ある日、4〜5名の主婦が子どもを背負い、両手にも引いて、疲れ果てた表情で来宅し、子どもを預ってくれる施設の設立を依頼した。父は早速、時の町長高城さんに相談したが、町の財政は思うようではなく、時機を待つことになった。しかし、主婦たちの状況を思い、一日も早い実現を願っていたが、偶然、町の中心部にある土地の売却を知り、所有者との相談も成立し、その土地を求めることができた。その後、今度は知人からの話しがあり、羽生在川俣村に養蚕所の空き家があることを知り、それを見に出かけた。屋根の低い2階建ではあったが、面積は広く、柱も角材のしっかりとしたものであったので、これならば20〜30名の児童の収容はできるものと、持ち主に譲ってくれるよう頼んだ。急遽解体し、求めておいた土地に建設を終えたのが昭和11年の春のことであった。

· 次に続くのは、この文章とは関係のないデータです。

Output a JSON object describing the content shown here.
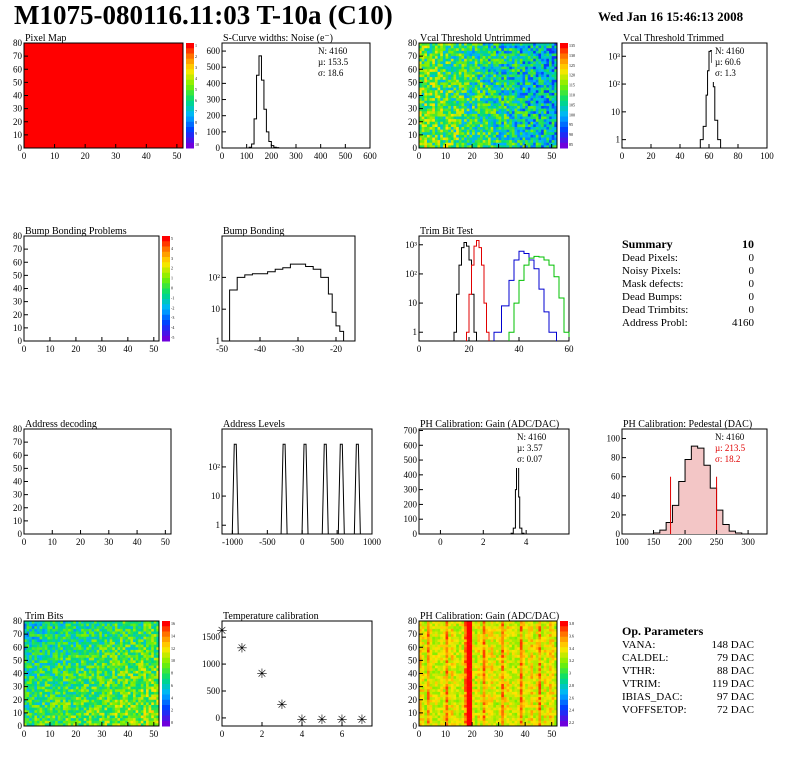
{
  "header": {
    "title": "M1075-080116.11:03 T-10a (C10)",
    "date": "Wed Jan 16 15:46:13 2008"
  },
  "chart_data": [
    {
      "id": "pixel_map",
      "type": "heatmap",
      "title": "Pixel Map",
      "xlim": [
        0,
        52
      ],
      "ylim": [
        0,
        80
      ],
      "xticks": [
        "0",
        "10",
        "20",
        "30",
        "40",
        "50"
      ],
      "yticks": [
        "0",
        "10",
        "20",
        "30",
        "40",
        "50",
        "60",
        "70",
        "80"
      ],
      "fill": "uniform",
      "cell_value": 10,
      "palette": "rainbow",
      "z_range": [
        0,
        10
      ],
      "z_ticks": [
        "1",
        "2",
        "3",
        "4",
        "5",
        "6",
        "7",
        "8",
        "9",
        "10"
      ]
    },
    {
      "id": "scurve",
      "type": "bar",
      "title": "S-Curve widths: Noise (e⁻)",
      "xlim": [
        0,
        600
      ],
      "ylim": [
        0,
        650
      ],
      "xticks": [
        "0",
        "100",
        "200",
        "300",
        "400",
        "500",
        "600"
      ],
      "yticks": [
        "0",
        "100",
        "200",
        "300",
        "400",
        "500",
        "600"
      ],
      "stats": {
        "N": "N: 4160",
        "mu": "µ: 153.5",
        "sigma": "σ: 18.6"
      },
      "x": [
        100,
        110,
        120,
        130,
        140,
        150,
        160,
        170,
        180,
        190,
        200,
        210,
        220,
        230
      ],
      "values": [
        0,
        5,
        25,
        180,
        450,
        570,
        420,
        240,
        100,
        40,
        15,
        5,
        2,
        0
      ]
    },
    {
      "id": "vcal_untrimmed",
      "type": "heatmap",
      "title": "Vcal Threshold Untrimmed",
      "xlim": [
        0,
        52
      ],
      "ylim": [
        0,
        80
      ],
      "xticks": [
        "0",
        "10",
        "20",
        "30",
        "40",
        "50"
      ],
      "yticks": [
        "0",
        "10",
        "20",
        "30",
        "40",
        "50",
        "60",
        "70",
        "80"
      ],
      "fill": "noise",
      "palette": "rainbow",
      "z_range": [
        80,
        135
      ],
      "z_ticks": [
        "135",
        "130",
        "125",
        "120",
        "115",
        "110",
        "105",
        "100",
        "95",
        "90",
        "85"
      ]
    },
    {
      "id": "vcal_trimmed",
      "type": "bar",
      "title": "Vcal Threshold Trimmed",
      "log": true,
      "xlim": [
        0,
        100
      ],
      "ylim": [
        0.5,
        3000
      ],
      "xticks": [
        "0",
        "20",
        "40",
        "60",
        "80",
        "100"
      ],
      "yticks": [
        "1",
        "10",
        "10²",
        "10³"
      ],
      "stats": {
        "N": "N: 4160",
        "mu": "µ: 60.6",
        "sigma": "σ:  1.3"
      },
      "x": [
        54,
        56,
        58,
        59,
        60,
        61,
        62,
        63,
        64,
        66
      ],
      "values": [
        1,
        3,
        40,
        300,
        1500,
        1600,
        600,
        80,
        5,
        1
      ]
    },
    {
      "id": "bump_problems",
      "type": "heatmap",
      "title": "Bump Bonding Problems",
      "xlim": [
        0,
        52
      ],
      "ylim": [
        0,
        80
      ],
      "xticks": [
        "0",
        "10",
        "20",
        "30",
        "40",
        "50"
      ],
      "yticks": [
        "0",
        "10",
        "20",
        "30",
        "40",
        "50",
        "60",
        "70",
        "80"
      ],
      "fill": "empty",
      "palette": "rainbow",
      "z_range": [
        -5,
        5
      ],
      "z_ticks": [
        "5",
        "4",
        "3",
        "2",
        "1",
        "0",
        "-1",
        "-2",
        "-3",
        "-4",
        "-5"
      ]
    },
    {
      "id": "bump_bonding",
      "type": "bar",
      "title": "Bump Bonding",
      "log": true,
      "xlim": [
        -50,
        -15
      ],
      "ylim": [
        1,
        2000
      ],
      "xticks": [
        "-50",
        "-40",
        "-30",
        "-20"
      ],
      "yticks": [
        "1",
        "10",
        "10²"
      ],
      "x": [
        -48,
        -46,
        -44,
        -42,
        -40,
        -38,
        -36,
        -34,
        -32,
        -30,
        -28,
        -26,
        -24,
        -22,
        -21,
        -20,
        -19,
        -18
      ],
      "values": [
        40,
        100,
        120,
        130,
        130,
        150,
        180,
        200,
        260,
        260,
        220,
        180,
        100,
        30,
        8,
        3,
        2,
        1
      ]
    },
    {
      "id": "trim_bits",
      "type": "line",
      "title": "Trim Bit Test",
      "log": true,
      "xlim": [
        0,
        60
      ],
      "ylim": [
        0.5,
        2000
      ],
      "xticks": [
        "0",
        "20",
        "40",
        "60"
      ],
      "yticks": [
        "1",
        "10",
        "10²",
        "10³"
      ],
      "series": [
        {
          "color": "#000000",
          "x": [
            14,
            15,
            16,
            17,
            18,
            19,
            20,
            21,
            22
          ],
          "values": [
            1,
            20,
            200,
            800,
            1200,
            900,
            300,
            20,
            1
          ]
        },
        {
          "color": "#e00000",
          "x": [
            19,
            20,
            21,
            22,
            23,
            24,
            25,
            26,
            27
          ],
          "values": [
            1,
            20,
            200,
            900,
            1400,
            800,
            200,
            10,
            1
          ]
        },
        {
          "color": "#0000d0",
          "x": [
            30,
            33,
            36,
            38,
            40,
            42,
            44,
            46,
            48,
            50,
            52
          ],
          "values": [
            1,
            8,
            60,
            300,
            600,
            500,
            300,
            150,
            30,
            5,
            1
          ]
        },
        {
          "color": "#00c000",
          "x": [
            36,
            38,
            40,
            42,
            44,
            46,
            48,
            50,
            52,
            54,
            56,
            58
          ],
          "values": [
            1,
            10,
            60,
            200,
            350,
            400,
            380,
            300,
            200,
            80,
            15,
            1
          ]
        }
      ]
    },
    {
      "id": "addr_decoding",
      "type": "heatmap",
      "title": "Address decoding",
      "xlim": [
        0,
        52
      ],
      "ylim": [
        0,
        80
      ],
      "xticks": [
        "0",
        "10",
        "20",
        "30",
        "40",
        "50"
      ],
      "yticks": [
        "0",
        "10",
        "20",
        "30",
        "40",
        "50",
        "60",
        "70",
        "80"
      ],
      "fill": "empty"
    },
    {
      "id": "addr_levels",
      "type": "bar",
      "title": "Address Levels",
      "log": true,
      "xlim": [
        -1150,
        1000
      ],
      "ylim": [
        0.5,
        2000
      ],
      "xticks": [
        "-1000",
        "-500",
        "0",
        "500",
        "1000"
      ],
      "yticks": [
        "1",
        "10",
        "10²"
      ],
      "peaks": [
        -960,
        -260,
        40,
        330,
        560,
        790
      ],
      "peak_values": [
        600,
        600,
        600,
        600,
        600,
        600
      ]
    },
    {
      "id": "ph_gain",
      "type": "bar",
      "title": "PH Calibration: Gain (ADC/DAC)",
      "xlim": [
        -1,
        6
      ],
      "ylim": [
        0,
        710
      ],
      "xticks": [
        "0",
        "2",
        "4"
      ],
      "yticks": [
        "0",
        "100",
        "200",
        "300",
        "400",
        "500",
        "600",
        "700"
      ],
      "stats": {
        "N": "N: 4160",
        "mu": "µ: 3.57",
        "sigma": "σ: 0.07"
      },
      "x": [
        3.2,
        3.3,
        3.4,
        3.5,
        3.55,
        3.6,
        3.65,
        3.7,
        3.8,
        3.9
      ],
      "values": [
        0,
        5,
        40,
        300,
        680,
        620,
        250,
        40,
        5,
        0
      ]
    },
    {
      "id": "ph_pedestal",
      "type": "bar",
      "title": "PH Calibration: Pedestal (DAC)",
      "xlim": [
        100,
        330
      ],
      "ylim": [
        0,
        110
      ],
      "xticks": [
        "100",
        "150",
        "200",
        "250",
        "300"
      ],
      "yticks": [
        "0",
        "20",
        "40",
        "60",
        "80",
        "100"
      ],
      "stats": {
        "N": "N: 4160",
        "mu": "µ: 213.5",
        "sigma": "σ: 18.2"
      },
      "cut_lines": [
        177,
        250
      ],
      "x": [
        150,
        160,
        170,
        180,
        190,
        200,
        210,
        220,
        230,
        240,
        250,
        260,
        270,
        280
      ],
      "values": [
        1,
        4,
        12,
        30,
        55,
        78,
        92,
        90,
        72,
        48,
        25,
        10,
        3,
        1
      ]
    },
    {
      "id": "trim_bits_map",
      "type": "heatmap",
      "title": "Trim Bits",
      "xlim": [
        0,
        52
      ],
      "ylim": [
        0,
        80
      ],
      "xticks": [
        "0",
        "10",
        "20",
        "30",
        "40",
        "50"
      ],
      "yticks": [
        "0",
        "10",
        "20",
        "30",
        "40",
        "50",
        "60",
        "70",
        "80"
      ],
      "fill": "noise_gradient",
      "palette": "rainbow",
      "z_range": [
        0,
        16
      ],
      "z_ticks": [
        "16",
        "14",
        "12",
        "10",
        "8",
        "6",
        "4",
        "2",
        "0"
      ]
    },
    {
      "id": "temperature",
      "type": "scatter",
      "title": "Temperature calibration",
      "xlim": [
        0,
        7.5
      ],
      "ylim": [
        -150,
        1800
      ],
      "xticks": [
        "0",
        "2",
        "4",
        "6"
      ],
      "yticks": [
        "0",
        "500",
        "1000",
        "1500"
      ],
      "x": [
        0,
        1,
        2,
        3,
        4,
        5,
        6,
        7
      ],
      "values": [
        1650,
        1330,
        850,
        280,
        0,
        0,
        0,
        0
      ]
    },
    {
      "id": "ph_gain_map",
      "type": "heatmap",
      "title": "PH Calibration: Gain (ADC/DAC)",
      "xlim": [
        0,
        52
      ],
      "ylim": [
        0,
        80
      ],
      "xticks": [
        "0",
        "10",
        "20",
        "30",
        "40",
        "50"
      ],
      "yticks": [
        "0",
        "10",
        "20",
        "30",
        "40",
        "50",
        "60",
        "70",
        "80"
      ],
      "fill": "columns",
      "palette": "rainbow",
      "z_range": [
        2,
        4
      ],
      "z_ticks": [
        "3.8",
        "3.6",
        "3.4",
        "3.2",
        "3",
        "2.8",
        "2.6",
        "2.4",
        "2.2"
      ]
    }
  ],
  "summary": {
    "title": "Summary",
    "value": "10",
    "rows": [
      [
        "Dead Pixels:",
        "0"
      ],
      [
        "Noisy Pixels:",
        "0"
      ],
      [
        "Mask defects:",
        "0"
      ],
      [
        "Dead Bumps:",
        "0"
      ],
      [
        "Dead Trimbits:",
        "0"
      ],
      [
        "Address Probl:",
        "4160"
      ]
    ]
  },
  "op_params": {
    "title": "Op. Parameters",
    "rows": [
      [
        "VANA:",
        "148 DAC"
      ],
      [
        "CALDEL:",
        "79 DAC"
      ],
      [
        "VTHR:",
        "88 DAC"
      ],
      [
        "VTRIM:",
        "119 DAC"
      ],
      [
        "IBIAS_DAC:",
        "97 DAC"
      ],
      [
        "VOFFSETOP:",
        "72 DAC"
      ]
    ]
  }
}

園舎がどうにか完成すると、知人からの話しがあって、当町(忍町)に在住していた富田わかさんに最初の保母になっていただいた。先生は年輩者であったが、経験もあり、他に若い保母さんも頼むことができた。また幸いなことに小使い(用務員)さんも決まり、早急の実現に大喜びであった。内部設備や備品も富田先生の口添えでほぼ揃って開園の運びとなると、主婦たちよりつぎつぎと子どもを委託された。
約30名の子どもの入園となり、昭和11年1月23日、町長をはじめ、町の有志50名程をお招きし開所武を行なった。子どもたちの将来を思い、若葉のようにすくすくと育つようにと、「若葉」と命名した。昭和12年3月には第1回の卒園式を迎えて、昭和6〜7年生れの18人ほどの児童が卒園した。形ばかりの証書と記念品であったが、父兄の喜びは何よりであったようだ。

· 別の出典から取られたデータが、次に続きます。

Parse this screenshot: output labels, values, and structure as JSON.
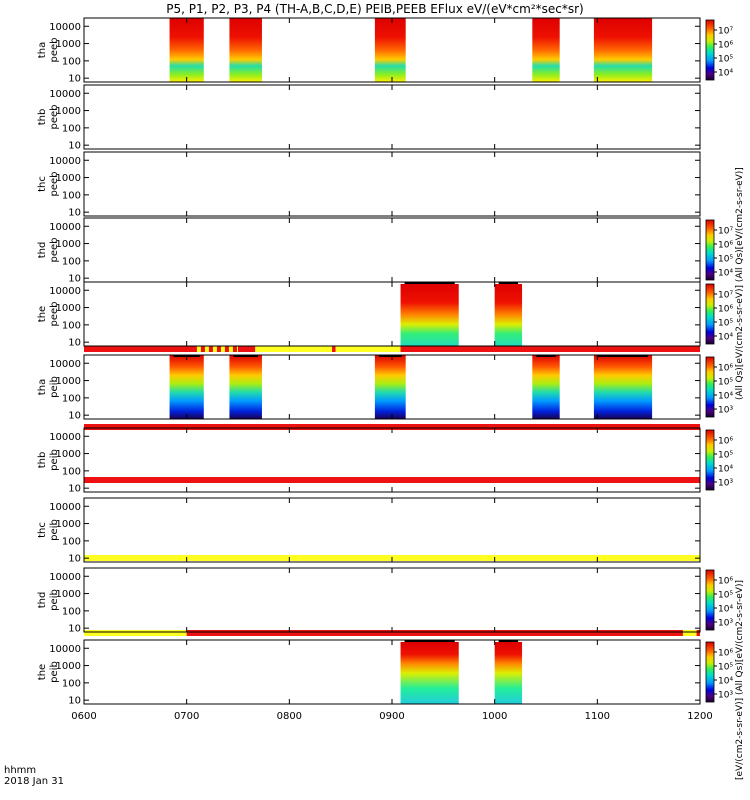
{
  "title": "P5, P1, P2, P3, P4 (TH-A,B,C,D,E) PEIB,PEEB EFlux eV/(eV*cm²*sec*sr)",
  "footer": {
    "line1": "hhmm",
    "line2": "2018 Jan 31"
  },
  "colorbar_labels": {
    "electron": "(All Qs)[eV/(cm2-s-sr-eV)] (All Qs)[eV/(cm2-s-sr-eV)]",
    "ion": "[eV/(cm2-s-sr-eV)] (All Qs)[eV/(cm2-s-sr-eV)]"
  },
  "colors": {
    "red": "#ee1111",
    "yellow": "#ffff22",
    "scale": [
      "#1a0033",
      "#4b0082",
      "#0000cc",
      "#0044ff",
      "#0099ff",
      "#00ddee",
      "#22ee88",
      "#88ee22",
      "#ddee00",
      "#ffcc00",
      "#ff8800",
      "#ff3300",
      "#dd0000"
    ]
  },
  "chart_data": {
    "type": "heatmap",
    "x_ticks": [
      "0600",
      "0700",
      "0800",
      "0900",
      "1000",
      "1100",
      "1200"
    ],
    "xlim": [
      "06:00",
      "12:00"
    ],
    "y_ticks": [
      "10",
      "100",
      "1000",
      "10000"
    ],
    "panels": [
      {
        "label1": "tha",
        "label2": "peeb",
        "colorbar": true,
        "cb_ticks": [
          "10⁷",
          "10⁶",
          "10⁵",
          "10⁴"
        ],
        "cb_sup": [
          7,
          6,
          5,
          4
        ],
        "segments": [
          [
            "06:50",
            "07:10"
          ],
          [
            "07:25",
            "07:44"
          ],
          [
            "08:50",
            "09:08"
          ],
          [
            "10:22",
            "10:38"
          ],
          [
            "10:58",
            "11:32"
          ]
        ]
      },
      {
        "label1": "thb",
        "label2": "peeb",
        "colorbar": false,
        "cb_ticks": [],
        "cb_sup": [],
        "segments": []
      },
      {
        "label1": "thc",
        "label2": "peeb",
        "colorbar": false,
        "cb_ticks": [],
        "cb_sup": [],
        "segments": []
      },
      {
        "label1": "thd",
        "label2": "peeb",
        "colorbar": true,
        "cb_ticks": [
          "10⁷",
          "10⁶",
          "10⁵",
          "10⁴"
        ],
        "cb_sup": [
          7,
          6,
          5,
          4
        ],
        "segments": []
      },
      {
        "label1": "the",
        "label2": "peeb",
        "colorbar": true,
        "cb_ticks": [
          "10⁷",
          "10⁶",
          "10⁵",
          "10⁴"
        ],
        "cb_sup": [
          7,
          6,
          5,
          4
        ],
        "segments": [
          [
            "09:05",
            "09:39"
          ],
          [
            "10:00",
            "10:16"
          ]
        ]
      },
      {
        "label1": "tha",
        "label2": "peib",
        "colorbar": true,
        "cb_ticks": [
          "10⁶",
          "10⁵",
          "10⁴",
          "10³"
        ],
        "cb_sup": [
          6,
          5,
          4,
          3
        ],
        "segments": [
          [
            "06:50",
            "07:10"
          ],
          [
            "07:25",
            "07:44"
          ],
          [
            "08:50",
            "09:08"
          ],
          [
            "10:22",
            "10:38"
          ],
          [
            "10:58",
            "11:32"
          ]
        ]
      },
      {
        "label1": "thb",
        "label2": "peib",
        "colorbar": true,
        "cb_ticks": [
          "10⁶",
          "10⁵",
          "10⁴",
          "10³"
        ],
        "cb_sup": [
          6,
          5,
          4,
          3
        ],
        "segments": []
      },
      {
        "label1": "thc",
        "label2": "peib",
        "colorbar": false,
        "cb_ticks": [],
        "cb_sup": [],
        "segments": []
      },
      {
        "label1": "thd",
        "label2": "peib",
        "colorbar": true,
        "cb_ticks": [
          "10⁶",
          "10⁵",
          "10⁴",
          "10³"
        ],
        "cb_sup": [
          6,
          5,
          4,
          3
        ],
        "segments": []
      },
      {
        "label1": "the",
        "label2": "peib",
        "colorbar": true,
        "cb_ticks": [
          "10⁶",
          "10⁵",
          "10⁴",
          "10³"
        ],
        "cb_sup": [
          6,
          5,
          4,
          3
        ],
        "segments": [
          [
            "09:05",
            "09:39"
          ],
          [
            "10:00",
            "10:16"
          ]
        ]
      }
    ],
    "status_bars": [
      {
        "after_panel": 4,
        "base": "red",
        "overlays": [
          [
            "07:06",
            "07:30",
            "yellow_red_dash"
          ],
          [
            "07:30",
            "07:40",
            "red"
          ],
          [
            "07:40",
            "08:25",
            "yellow"
          ],
          [
            "08:25",
            "08:27",
            "red"
          ],
          [
            "08:27",
            "09:05",
            "yellow"
          ],
          [
            "09:05",
            "09:07",
            "red"
          ]
        ]
      },
      {
        "after_panel": 5,
        "base": "red",
        "overlays": []
      },
      {
        "after_panel": 6,
        "base": "red",
        "overlays": []
      },
      {
        "after_panel": 7,
        "base": "yellow",
        "overlays": []
      },
      {
        "after_panel": 8,
        "base": "red",
        "overlays": [
          [
            "06:00",
            "07:00",
            "yellow"
          ],
          [
            "11:50",
            "11:58",
            "yellow"
          ]
        ]
      }
    ]
  }
}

昭和12年4月、残った児童と新入園児で50名くらいになった。備品や食器、楽器なども大分購入した。昼食は2、3のお弁当屋さんに交代で頼み、おにぎり、さつまいも、菓子バンなどで補った。昭和12年は日中戦争が勃発した年で、食糧も不足がちになったので、私たちは日曜日を利用して、農村に買い出しに出かけた。昭和15年になると戦争はますます拡大し、主人は出征し、私は老園長にかわって仕事をすることになった。当時、県内初の私立保育園の設立者である豊岡保育園の繁田くら先生、また、熊谷の愛隣保育園の由木とめ先生とは時々会合を開き、施設運営などについて話し合った。

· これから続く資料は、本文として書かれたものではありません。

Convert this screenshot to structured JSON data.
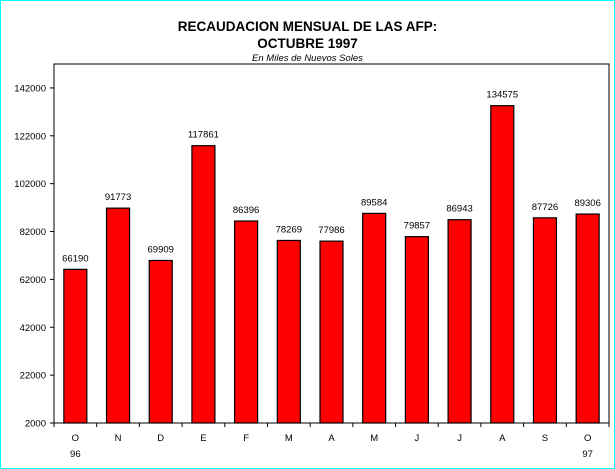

戦後の昭和23年6月埼玉県の認可により児童福祉施設としての保育所となり、定員は150名となった」と語られている。
戦時下の若葉保育園については、若葉保育園元園長、故保泉静子さんの戦時中の思い出でとして「戦時中空襲がさかんになって来た頃は、警報が出るたびに急いで園児を家へ送り返しました。園舎のガラスには×の字に障子紙を貼り、ガラスが破損しても怪我のないように配慮しました。統制品のまんじゅうやお菓子類が、菓子協同組合より、無償あるいは公の価格で、よく配給されました。もちろん、警察の押収したヤミ物資が組合経由で手に入ったわけです。10日に1度くらい、自転車で約2キロの道を受領に出かけました。
遠足は、今のようにバスなどを利用するわけではなく、近くの河原や松林のある所を選んで行きました。終戦直後は物資もなく、保育園の経営も大変でした。園に自転車もなく、ノーパンクの古物の自転車を1000円で買い、子どもたちの送り迎えをしたりしました」と語られている。